Ce qui précède concerne juste des sacs à main et donne un schéma assez simpliste de l”impact de la consommation intérieure sur la croissance économique et l”emploi. Imaginez ce qu”on peut faire si nous femmes maliennes, surtout nous citadines, changions nos comportements vestimentaires, alimentaires, etc.!

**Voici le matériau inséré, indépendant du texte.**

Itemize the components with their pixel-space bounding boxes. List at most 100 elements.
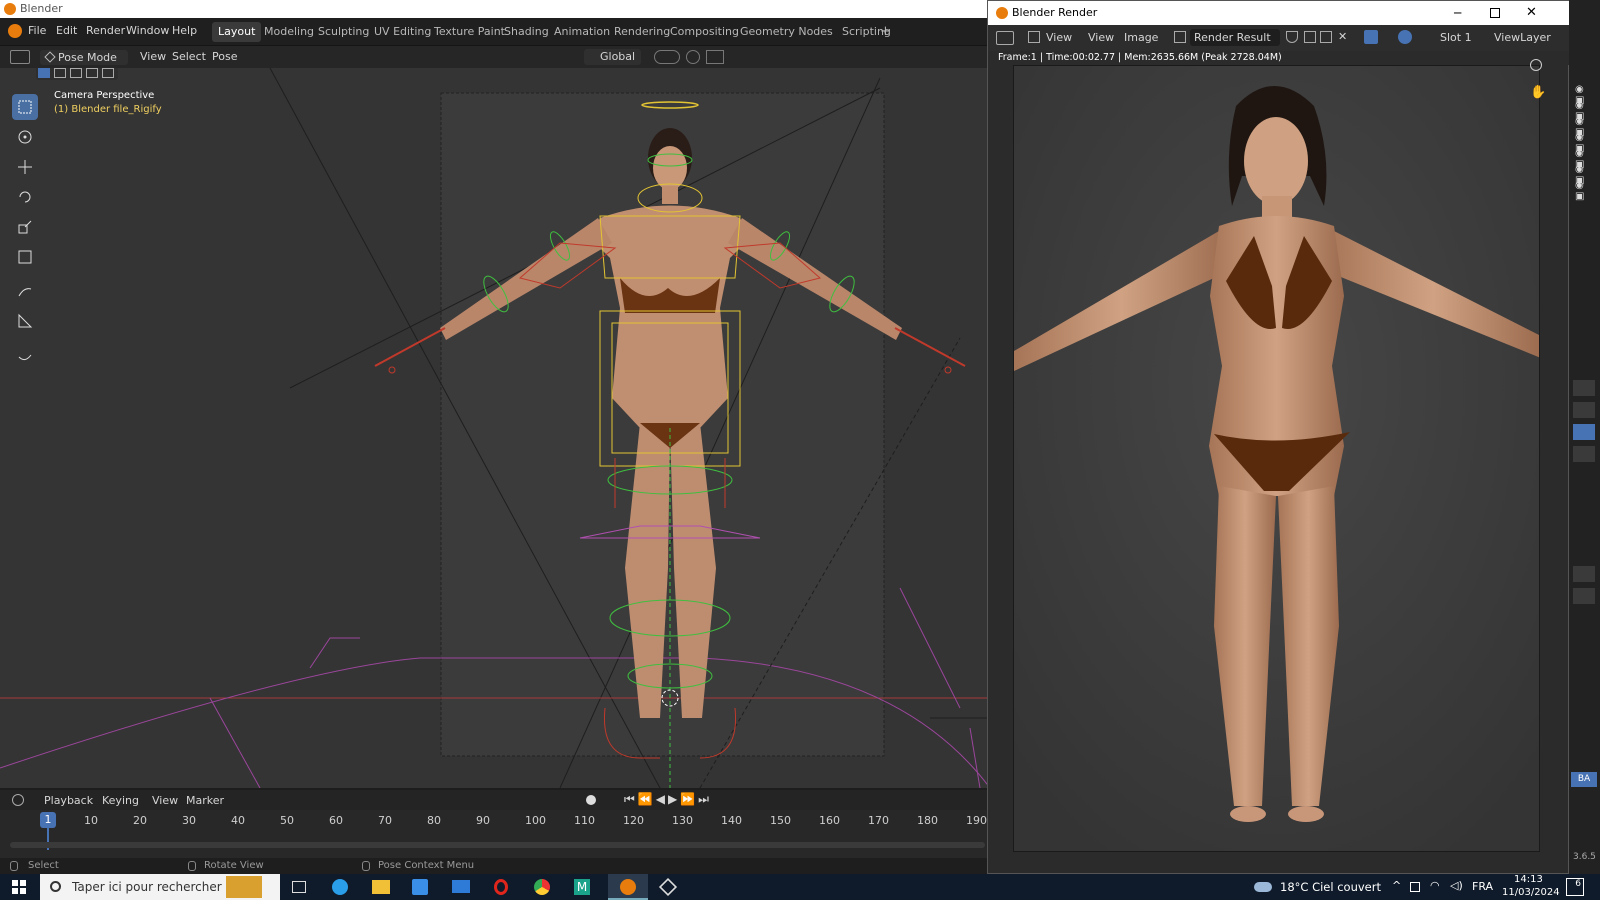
mail-icon[interactable]	[452, 880, 470, 893]
microsoft-store-icon[interactable]	[412, 879, 428, 895]
unlink-image-icon[interactable]: ✕	[1338, 30, 1347, 43]
clock-date[interactable]: 11/03/2024	[1502, 887, 1560, 898]
windows-start-icon[interactable]	[12, 880, 26, 894]
image-view-mode-icon[interactable]	[1028, 31, 1040, 43]
transform-orientation-dropdown[interactable]: Global	[584, 49, 641, 65]
blender-taskbar-item[interactable]	[608, 874, 648, 900]
measure-tool-icon[interactable]	[12, 308, 38, 334]
tab-uv-editing[interactable]: UV Editing	[368, 22, 437, 42]
color-mode-button[interactable]: BA	[1571, 772, 1597, 787]
render-result-image[interactable]	[1013, 65, 1540, 852]
select-mode-new-icon[interactable]	[38, 68, 50, 78]
tab-sculpting[interactable]: Sculpting	[312, 22, 375, 42]
task-view-icon[interactable]	[292, 881, 306, 893]
select-mode-subtract-icon[interactable]	[70, 68, 82, 78]
render-menu-image[interactable]: Image	[1124, 31, 1158, 44]
minimize-icon[interactable]: ─	[1454, 1, 1461, 25]
close-window-icon[interactable]: ✕	[1526, 1, 1537, 25]
property-tab[interactable]	[1573, 566, 1595, 582]
language-indicator[interactable]: FRA	[1472, 880, 1493, 893]
tab-shading[interactable]: Shading	[498, 22, 555, 42]
timeline-menu-view[interactable]: View	[152, 794, 178, 807]
view-layer-dropdown[interactable]: ViewLayer	[1494, 31, 1551, 44]
tab-animation[interactable]: Animation	[548, 22, 616, 42]
zoom-icon[interactable]	[1530, 59, 1542, 71]
status-rotate-view: Rotate View	[204, 860, 264, 871]
pan-hand-icon[interactable]: ✋	[1530, 85, 1546, 100]
notification-center-icon[interactable]: 6	[1566, 878, 1584, 896]
image-name-field[interactable]: Render Result	[1190, 29, 1280, 46]
transform-tool-icon[interactable]	[12, 244, 38, 270]
wifi-icon[interactable]: ◠	[1430, 879, 1440, 892]
slot-dropdown[interactable]: Slot 1	[1440, 31, 1472, 44]
pose-relax-tool-icon[interactable]	[12, 342, 38, 368]
playback-controls[interactable]: ⏮⏪◀▶⏩⏭	[624, 792, 712, 807]
menu-edit[interactable]: Edit	[56, 24, 77, 37]
menu-file[interactable]: File	[28, 24, 46, 37]
render-title-bar: Blender Render ─ ✕	[988, 1, 1570, 25]
add-workspace-icon[interactable]: +	[874, 22, 897, 42]
annotate-tool-icon[interactable]	[12, 278, 38, 304]
tab-modeling[interactable]: Modeling	[258, 22, 320, 42]
snap-icon[interactable]	[686, 50, 700, 64]
select-mode-intersect-icon[interactable]	[102, 68, 114, 78]
open-image-icon[interactable]	[1320, 31, 1332, 43]
file-explorer-icon[interactable]	[372, 880, 390, 894]
render-view-dropdown[interactable]: View	[1046, 31, 1072, 44]
edge-browser-icon[interactable]	[332, 879, 348, 895]
timeline-menu-marker[interactable]: Marker	[186, 794, 224, 807]
3d-app-icon[interactable]	[659, 878, 677, 896]
tab-compositing[interactable]: Compositing	[664, 22, 745, 42]
chrome-browser-icon[interactable]	[534, 879, 550, 895]
cursor-tool-icon[interactable]	[12, 124, 38, 150]
volume-icon[interactable]: ◁)	[1450, 879, 1463, 892]
3d-viewport[interactable]: Camera Perspective (1) Blender file_Rigi…	[0, 68, 990, 788]
select-box-tool-icon[interactable]	[12, 94, 38, 120]
rotate-tool-icon[interactable]	[12, 184, 38, 210]
select-mode-invert-icon[interactable]	[86, 68, 98, 78]
select-mode-extend-icon[interactable]	[54, 68, 66, 78]
tab-layout[interactable]: Layout	[212, 22, 261, 42]
tab-geometry-nodes[interactable]: Geometry Nodes	[734, 22, 839, 42]
menu-window[interactable]: Window	[126, 24, 169, 37]
sample-tool-icon[interactable]	[1364, 30, 1378, 44]
scale-tool-icon[interactable]	[12, 214, 38, 240]
viewport-menu-pose[interactable]: Pose	[212, 50, 237, 63]
network-tray-icon[interactable]	[1410, 882, 1420, 892]
property-tab[interactable]	[1573, 380, 1595, 396]
image-browse-icon[interactable]	[1174, 31, 1186, 43]
record-icon[interactable]	[586, 795, 596, 805]
property-tab-active[interactable]	[1573, 424, 1595, 440]
image-editor-type-icon[interactable]	[996, 31, 1014, 45]
clock-time[interactable]: 14:13	[1514, 874, 1543, 885]
property-tab[interactable]	[1573, 402, 1595, 418]
viewport-menu-select[interactable]: Select	[172, 50, 206, 63]
move-tool-icon[interactable]	[12, 154, 38, 180]
snap-target-icon[interactable]	[706, 50, 724, 64]
editor-type-icon[interactable]	[10, 50, 30, 64]
menu-render[interactable]: Render	[86, 24, 125, 37]
timeline[interactable]: 1 10203040506070809010011012013014015016…	[0, 810, 990, 858]
viewport-overlay-title: Camera Perspective	[54, 90, 154, 101]
viewport-menu-view[interactable]: View	[140, 50, 166, 63]
render-menu-view[interactable]: View	[1088, 31, 1114, 44]
tray-chevron-icon[interactable]: ^	[1392, 879, 1401, 892]
pivot-point-icon[interactable]	[654, 50, 680, 64]
app-m-icon[interactable]: M	[574, 879, 590, 895]
new-image-icon[interactable]	[1304, 31, 1316, 43]
outliner-visibility-toggles[interactable]: ◉ ▣ ◉ ▣ ◉ ▣ ◉ ▣ ◉ ▣ ◉ ▣ ◉ ▣	[1575, 84, 1595, 194]
timeline-menu-keying[interactable]: Keying	[102, 794, 139, 807]
current-frame-indicator[interactable]: 1	[40, 812, 56, 828]
fake-user-icon[interactable]	[1286, 31, 1298, 43]
timeline-scrollbar[interactable]	[10, 842, 985, 848]
opera-browser-icon[interactable]	[494, 879, 508, 895]
maximize-icon[interactable]	[1490, 8, 1500, 18]
overlay-toggle-icon[interactable]	[1398, 30, 1412, 44]
timeline-menu-playback[interactable]: Playback	[44, 794, 93, 807]
blender-menu-icon[interactable]	[8, 24, 22, 38]
property-tab[interactable]	[1573, 588, 1595, 604]
property-tab[interactable]	[1573, 446, 1595, 462]
menu-help[interactable]: Help	[172, 24, 197, 37]
weather-text[interactable]: 18°C Ciel couvert	[1280, 880, 1381, 894]
timeline-editor-icon[interactable]	[12, 794, 24, 806]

Les Etats-Unis d”Amérique constituent une des nations les plus puissantes du monde. Pourtant, ils continuent toujours de faire la propagande du "consommer américain". Je suis donc étonnée qu”au Mali on n”entende plus parler du "consommer malien". Il est bien beau d”essayer de promouvoir la demande étrangère de nos produits mais il est indéniable que la demande intérieure, avec son effet multiplicateur, a beaucoup plus d”impact sur la croissance du PIB que la demande extérieure.

Comme je l”ai dit plus haut, nous pouvons, à tous points de vue, faire des miracles. Il revient aux femmes leaders de donner l”exemple et d”entamer un vaste programme d”information et de sensibilisation dans les villes comme dans les campagnes. Je n”ai de cesse de le répéter : la pauvreté, ce n”est pas toujours un état de fait, c”est le résultat d”un comportement.


L”Indép.: Quelle différence y a-t-il entre les deux systèmes académiques américain et malien ?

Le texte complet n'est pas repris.